We've been using the "acre" as a way of measuring land since the first plow dug into American soil. The area of an acre is a lot bigger than a few feet but much less than a square mile. So how did this moniker of measurement come to be?

Michael Pugh is a land expert with Ownerly, a real estate data company, and he's also interested in land history. He says the term "acre" comes from an old English word meaning "field". The measurement was decided by the amount of land that a team of oxen and a man could plow in one day.

"Historically, it's a long strip of land. It measures 660 feet by 66 feet so it's basically a 1x10 ratio," says Pugh. "The length of it was called a furlong, which is a furrow long, and that's how long a team could plow before needing a break and turning around to go back the other way."

Nowadays, a one-acre piece of land can be a square, a circle, or any shape, as long as it measures 43,560 square feet.
It's hard to visualize an acre but here's one way to do it.

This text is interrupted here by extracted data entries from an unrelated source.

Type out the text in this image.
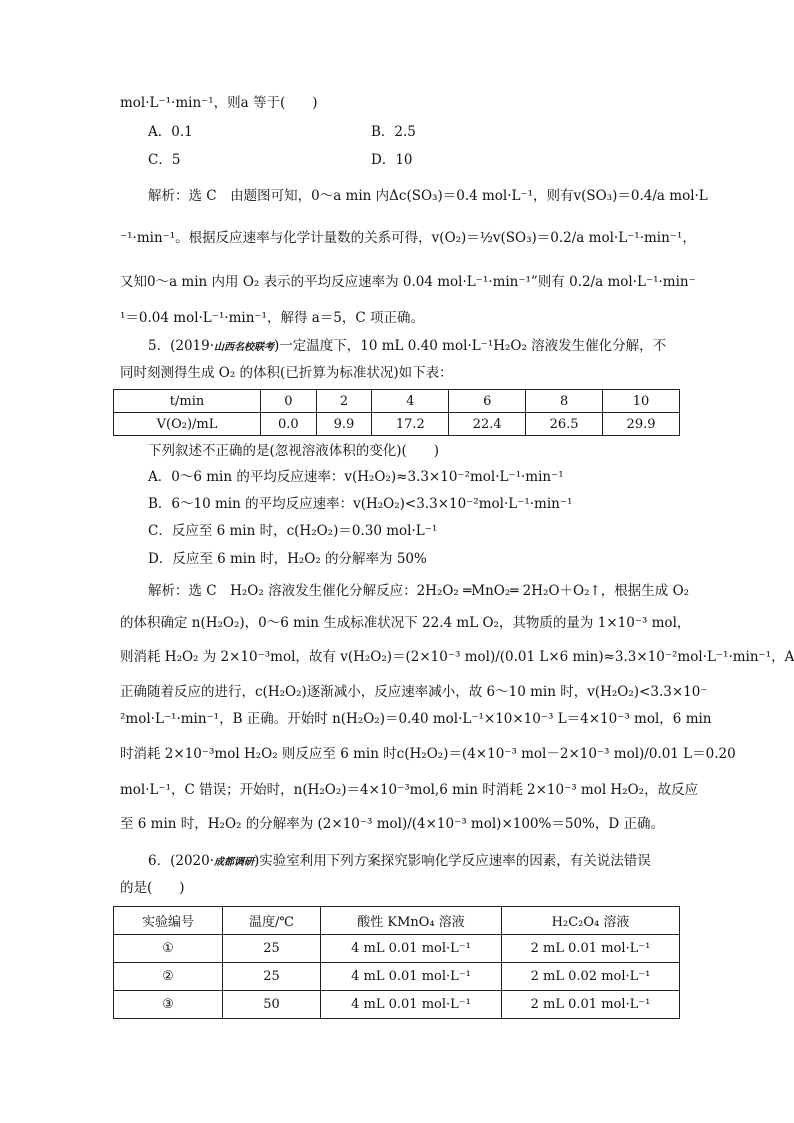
mol·L⁻¹·min⁻¹，则a 等于(　　)
A．0.1	B．2.5
C．5	D．10
解析：选 C　由题图可知，0～a min 内Δc(SO₃)＝0.4 mol·L⁻¹，则有v(SO₃)＝0.4/a mol·L
⁻¹·min⁻¹。根据反应速率与化学计量数的关系可得，v(O₂)＝½v(SO₃)＝0.2/a mol·L⁻¹·min⁻¹，
又知0～a min 内用 O₂ 表示的平均反应速率为 0.04 mol·L⁻¹·min⁻¹”则有 0.2/a mol·L⁻¹·min⁻
¹＝0.04 mol·L⁻¹·min⁻¹，解得 a＝5，C 项正确。
5．(2019·山西名校联考)一定温度下，10 mL 0.40 mol·L⁻¹H₂O₂ 溶液发生催化分解，不
同时刻测得生成 O₂ 的体积(已折算为标准状况)如下表：
t/min	0	2	4	6	8	10
V(O₂)/mL	0.0	9.9	17.2	22.4	26.5	29.9
下列叙述不正确的是(忽视溶液体积的变化)(　　)
A．0～6 min 的平均反应速率：v(H₂O₂)≈3.3×10⁻²mol·L⁻¹·min⁻¹
B．6～10 min 的平均反应速率：v(H₂O₂)<3.3×10⁻²mol·L⁻¹·min⁻¹
C．反应至 6 min 时，c(H₂O₂)＝0.30 mol·L⁻¹
D．反应至 6 min 时，H₂O₂ 的分解率为 50%
解析：选 C　H₂O₂ 溶液发生催化分解反应：2H₂O₂ ═MnO₂═ 2H₂O＋O₂↑，根据生成 O₂
的体积确定 n(H₂O₂)，0～6 min 生成标准状况下 22.4 mL O₂，其物质的量为 1×10⁻³ mol，
则消耗 H₂O₂ 为 2×10⁻³mol，故有 v(H₂O₂)＝(2×10⁻³ mol)/(0.01 L×6 min)≈3.3×10⁻²mol·L⁻¹·min⁻¹，A
正确随着反应的进行，c(H₂O₂)逐渐减小，反应速率减小，故 6～10 min 时，v(H₂O₂)<3.3×10⁻
²mol·L⁻¹·min⁻¹，B 正确。开始时 n(H₂O₂)＝0.40 mol·L⁻¹×10×10⁻³ L＝4×10⁻³ mol，6 min
时消耗 2×10⁻³mol H₂O₂ 则反应至 6 min 时c(H₂O₂)＝(4×10⁻³ mol－2×10⁻³ mol)/0.01 L＝0.20
mol·L⁻¹，C 错误；开始时，n(H₂O₂)＝4×10⁻³mol,6 min 时消耗 2×10⁻³ mol H₂O₂，故反应
至 6 min 时，H₂O₂ 的分解率为 (2×10⁻³ mol)/(4×10⁻³ mol)×100%＝50%，D 正确。
6．(2020·成都调研)实验室利用下列方案探究影响化学反应速率的因素，有关说法错误
的是(　　)
实验编号	温度/℃	酸性 KMnO₄ 溶液	H₂C₂O₄ 溶液
①	25	4 mL 0.01 mol·L⁻¹	2 mL 0.01 mol·L⁻¹
②	25	4 mL 0.01 mol·L⁻¹	2 mL 0.02 mol·L⁻¹
③	50	4 mL 0.01 mol·L⁻¹	2 mL 0.01 mol·L⁻¹
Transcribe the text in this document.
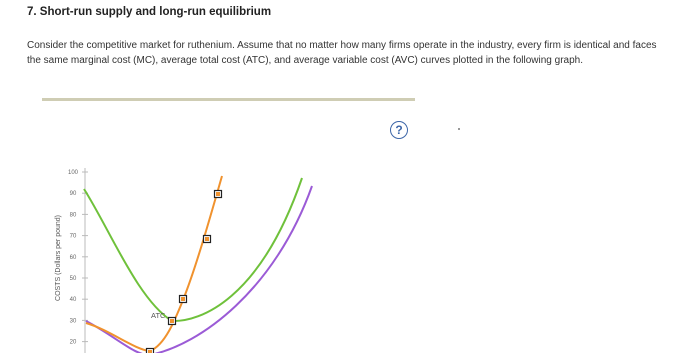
7. Short-run supply and long-run equilibrium
Consider the competitive market for ruthenium. Assume that no matter how many firms operate in the industry, every firm is identical and faces the same marginal cost (MC), average total cost (ATC), and average variable cost (AVC) curves plotted in the following graph.
?
COSTS (Dollars per pound)
100
90
80
70
60
50
40
30
20
ATC
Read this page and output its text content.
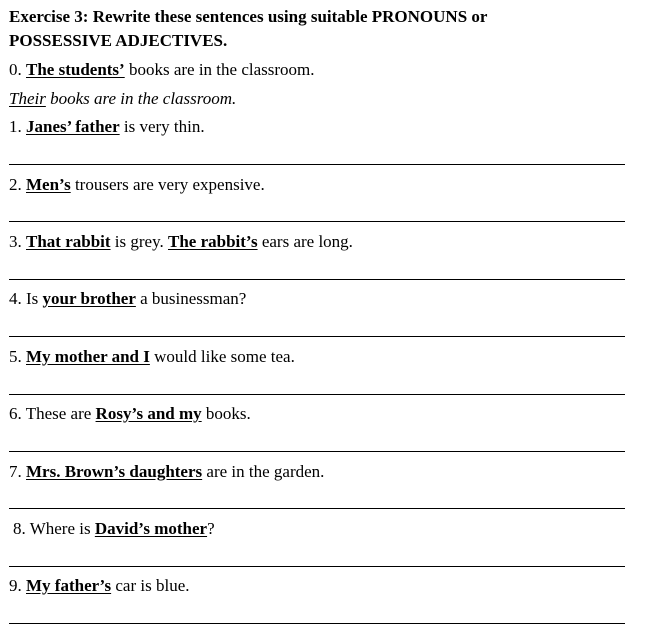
Exercise 3: Rewrite these sentences using suitable PRONOUNS or

POSSESSIVE ADJECTIVES.

0. The students’ books are in the classroom.
Their books are in the classroom.
1. Janes’ father is very thin.
2. Men’s trousers are very expensive.
3. That rabbit is grey. The rabbit’s ears are long.
4. Is your brother a businessman?
5. My mother and I would like some tea.
6. These are Rosy’s and my books.
7. Mrs. Brown’s daughters are in the garden.
8. Where is David’s mother?
9. My father’s car is blue.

"I think an easy for at least anyone who's watched a football game to understand is it's basically a little bit smaller than a football field," he explains. "If you go from an end zone to about the 10-yard line on the other side, so 90% of the football field, that's about the size of one acre."

In the 1860's, a pioneer could buy 160-acre tracts of land from the government and divide it into 40-acre parcels. If the farmer was too far away to be reached, it was usually because he was out plowing "the back 40" of the farm. And that's where that term came from.